The 3D models come from a variety of places. Some advertisers, like video game makers, already have 3D models ready to go. Other manufacturing companies, whether they make cars or phones, have engineering models at the ready that AdJitsu can simplify and prepare for the Web. Other ads use commercially available models or data, and some advertisers even spring for custom models. To bring those models to life in an interactive ad, AdJitsu has built versatile tools and a powerful engine.

The AdJitsu Engine

Currently, Apple doesn’t allow third-party advertisers to use WebGL, even though the mobile Safari browser supports it. The only ads allowed to use WebGL on iOS are Apple’s own iAds. Apple claims that this is because of security holes. Karve notes that it also lets Apple get a head start in 3D advertising on its platform. Either way, AdJitsu ads still run natively on iOS devices, and you build them with AdJitsu’s software development kit.

But for other devices, PCs, tablets and phones alike, the engine uses WebGL. The performance isn’t quite there yet on most Android phones, but it runs, and Cooliris is thinking ahead to next year’s phones, anyway. AdJitsu has built upon the Web and cutting-edge hardware to enable silky-smooth, immersive 3D ads that run anywhere, and that anyone can build.

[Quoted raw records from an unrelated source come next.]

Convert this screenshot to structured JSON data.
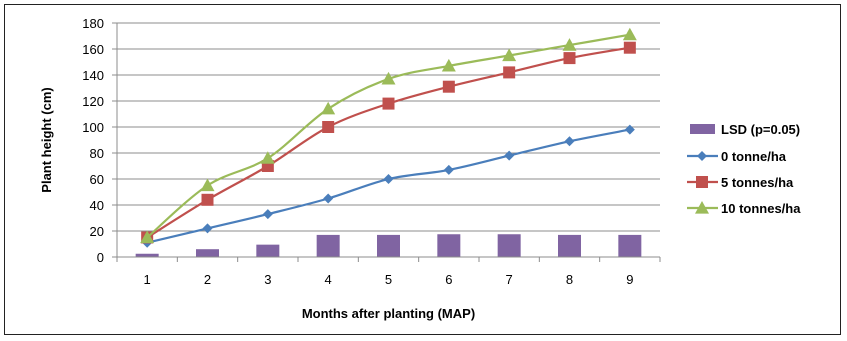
{
  "chart_data": {
    "type": "line",
    "title": "",
    "xlabel": "Months after planting (MAP)",
    "ylabel": "Plant height (cm)",
    "ylim": [
      0,
      180
    ],
    "yticks": [
      0,
      20,
      40,
      60,
      80,
      100,
      120,
      140,
      160,
      180
    ],
    "grid": "horizontal",
    "legend_position": "right",
    "x": [
      "1",
      "2",
      "3",
      "4",
      "5",
      "6",
      "7",
      "8",
      "9"
    ],
    "bar_series": {
      "name": "LSD (p=0.05)",
      "color": "#8064A2",
      "values": [
        2.5,
        6,
        9.5,
        17,
        17,
        17.5,
        17.5,
        17,
        17
      ]
    },
    "series": [
      {
        "name": "0 tonne/ha",
        "color": "#4A7EBB",
        "marker": "diamond",
        "values": [
          11,
          22,
          33,
          45,
          60,
          67,
          78,
          89,
          98
        ]
      },
      {
        "name": "5 tonnes/ha",
        "color": "#C0504D",
        "marker": "square",
        "values": [
          15,
          44,
          70,
          100,
          118,
          131,
          142,
          153,
          161
        ]
      },
      {
        "name": "10 tonnes/ha",
        "color": "#9BBB59",
        "marker": "triangle",
        "values": [
          15,
          55,
          76,
          114,
          137,
          147,
          155,
          163,
          171
        ]
      }
    ]
  }
}
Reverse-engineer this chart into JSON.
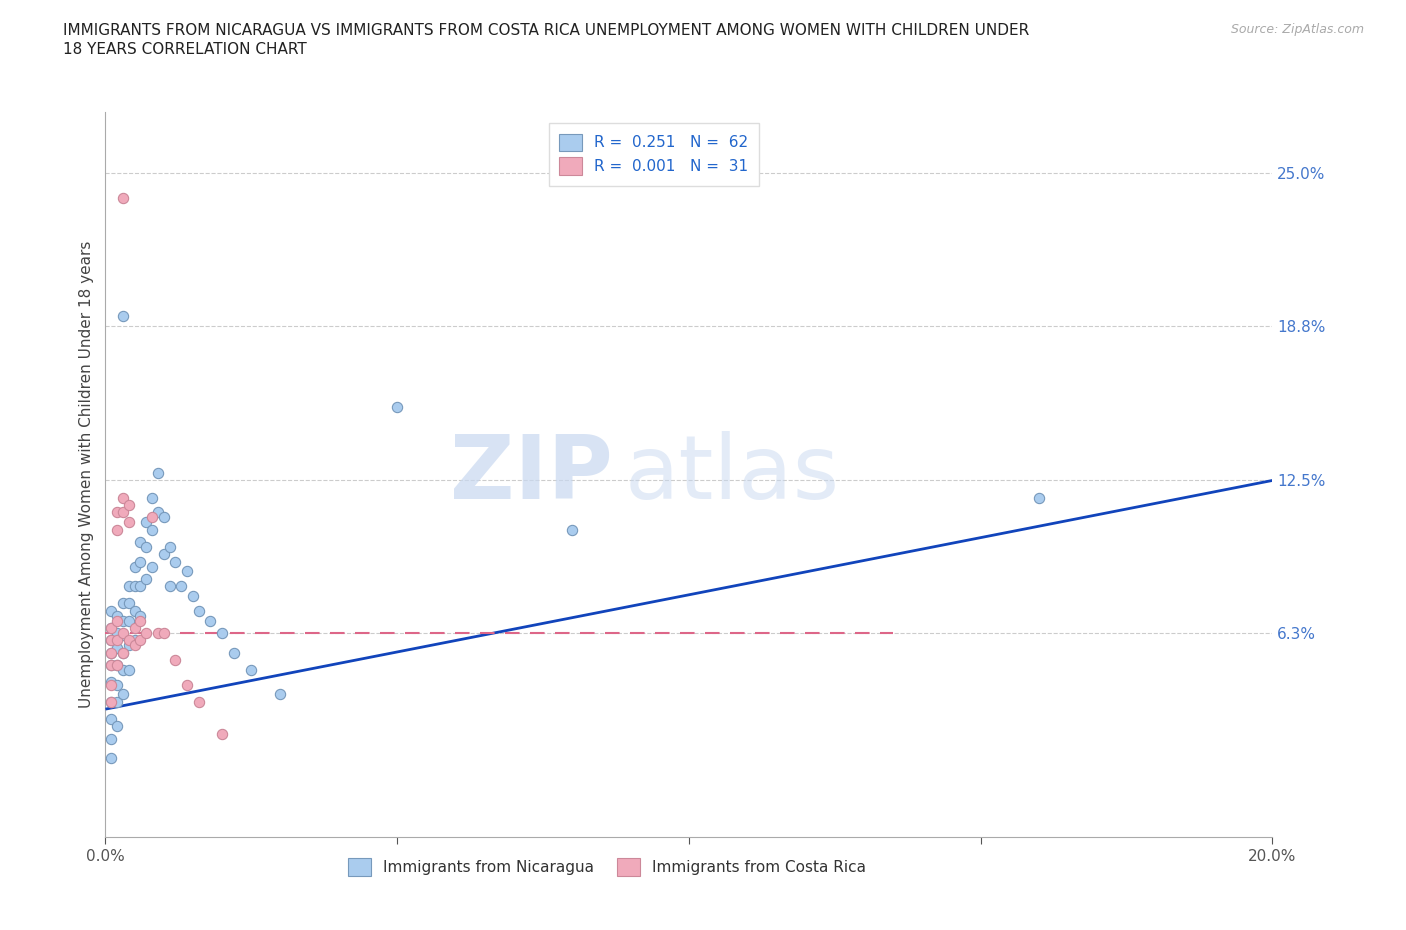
{
  "title_line1": "IMMIGRANTS FROM NICARAGUA VS IMMIGRANTS FROM COSTA RICA UNEMPLOYMENT AMONG WOMEN WITH CHILDREN UNDER",
  "title_line2": "18 YEARS CORRELATION CHART",
  "source": "Source: ZipAtlas.com",
  "ylabel": "Unemployment Among Women with Children Under 18 years",
  "xlim": [
    0.0,
    0.2
  ],
  "ylim": [
    -0.02,
    0.275
  ],
  "ytick_positions": [
    0.063,
    0.125,
    0.188,
    0.25
  ],
  "ytick_labels": [
    "6.3%",
    "12.5%",
    "18.8%",
    "25.0%"
  ],
  "grid_color": "#cccccc",
  "background_color": "#ffffff",
  "watermark_zip": "ZIP",
  "watermark_atlas": "atlas",
  "nicaragua_color": "#aaccee",
  "nicaragua_edge": "#7799bb",
  "costarica_color": "#f0aabb",
  "costarica_edge": "#cc8899",
  "trendline_nicaragua_color": "#1144bb",
  "trendline_costarica_color": "#dd6688",
  "nicaragua_R": "0.251",
  "nicaragua_N": "62",
  "costarica_R": "0.001",
  "costarica_N": "31",
  "legend_label_nicaragua": "Immigrants from Nicaragua",
  "legend_label_costarica": "Immigrants from Costa Rica",
  "nicaragua_x": [
    0.001,
    0.001,
    0.001,
    0.001,
    0.001,
    0.001,
    0.001,
    0.001,
    0.001,
    0.001,
    0.002,
    0.002,
    0.002,
    0.002,
    0.002,
    0.002,
    0.002,
    0.003,
    0.003,
    0.003,
    0.003,
    0.003,
    0.003,
    0.004,
    0.004,
    0.004,
    0.004,
    0.004,
    0.005,
    0.005,
    0.005,
    0.005,
    0.006,
    0.006,
    0.006,
    0.006,
    0.007,
    0.007,
    0.007,
    0.008,
    0.008,
    0.008,
    0.009,
    0.009,
    0.01,
    0.01,
    0.011,
    0.011,
    0.012,
    0.013,
    0.014,
    0.015,
    0.016,
    0.018,
    0.02,
    0.022,
    0.025,
    0.03,
    0.05,
    0.08,
    0.16,
    0.003
  ],
  "nicaragua_y": [
    0.072,
    0.065,
    0.06,
    0.055,
    0.05,
    0.043,
    0.035,
    0.028,
    0.02,
    0.012,
    0.07,
    0.063,
    0.057,
    0.05,
    0.042,
    0.035,
    0.025,
    0.075,
    0.068,
    0.062,
    0.055,
    0.048,
    0.038,
    0.082,
    0.075,
    0.068,
    0.058,
    0.048,
    0.09,
    0.082,
    0.072,
    0.06,
    0.1,
    0.092,
    0.082,
    0.07,
    0.108,
    0.098,
    0.085,
    0.118,
    0.105,
    0.09,
    0.128,
    0.112,
    0.11,
    0.095,
    0.098,
    0.082,
    0.092,
    0.082,
    0.088,
    0.078,
    0.072,
    0.068,
    0.063,
    0.055,
    0.048,
    0.038,
    0.155,
    0.105,
    0.118,
    0.192
  ],
  "costarica_x": [
    0.001,
    0.001,
    0.001,
    0.001,
    0.001,
    0.001,
    0.002,
    0.002,
    0.002,
    0.002,
    0.002,
    0.003,
    0.003,
    0.003,
    0.003,
    0.004,
    0.004,
    0.004,
    0.005,
    0.005,
    0.006,
    0.006,
    0.007,
    0.008,
    0.009,
    0.01,
    0.012,
    0.014,
    0.016,
    0.02,
    0.003
  ],
  "costarica_y": [
    0.065,
    0.06,
    0.055,
    0.05,
    0.042,
    0.035,
    0.112,
    0.105,
    0.068,
    0.06,
    0.05,
    0.118,
    0.112,
    0.063,
    0.055,
    0.115,
    0.108,
    0.06,
    0.065,
    0.058,
    0.068,
    0.06,
    0.063,
    0.11,
    0.063,
    0.063,
    0.052,
    0.042,
    0.035,
    0.022,
    0.24
  ],
  "trendline_nic_x0": 0.0,
  "trendline_nic_y0": 0.032,
  "trendline_nic_x1": 0.2,
  "trendline_nic_y1": 0.125,
  "trendline_cr_x0": 0.0,
  "trendline_cr_y0": 0.063,
  "trendline_cr_x1": 0.135,
  "trendline_cr_y1": 0.063
}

The Tools: Do Your Own AdJitsu

AdJitsu’s tool is called PageKit. Developers can write an ad once and run it everywhere. PageKit even makes it easier for developers used to writing 2D code. It bridges the gap to 3D for them, so they don’t have to start over again and learn OpenGL, which Karve points out has a “pretty heady API.” You write in PageKit’s markup, and it all compiles down to the native iOS engine and the WebGL engine.

Need more perspective on that? Allow me to introduce Max. He’s 13. In this less-than-three-minute video, you can watch him build an AdJitsu ad in “62 or so” lines of code. Don’t worry, non-geeks; he explains the process amazingly well.

The Kicker: Better Analytics

cooliris2.jpgFor those still looking for a traditional “value-add” for these 3D ads, you don’t have to scrutinize an inscrutable brain scan this time. Cooliris has gone with something more easily measured.

Since users interact so extensively with these 3D models, AdJitsu ads can record heatmaps of which parts of the experience are most interesting to consumers. That’s valuable feedback for advertisers and product people, who can use it to figure out what kinds of features to emphasize. Can your average banner ad do that?

Ads That Don’t Suck

Instead of racing to the bottom with garish display ads, Cooliris has posed a challenge to the advertising world. With all this potential at our disposal, why do ads suck so much? They don’t have to. AdJitsu has proven they can be fascinating, beguiling, even beautiful.

What will we do when the ads are better than the stuff we’re putting next to them? I know what I’ll do: I’ll try to make even better stuff. Thus far, Web ads have been a race to the bottom. Hats off to Cooliris for raising the bar for all Web experiences, not just for ads.

What do you think of these ads? Would you play with one?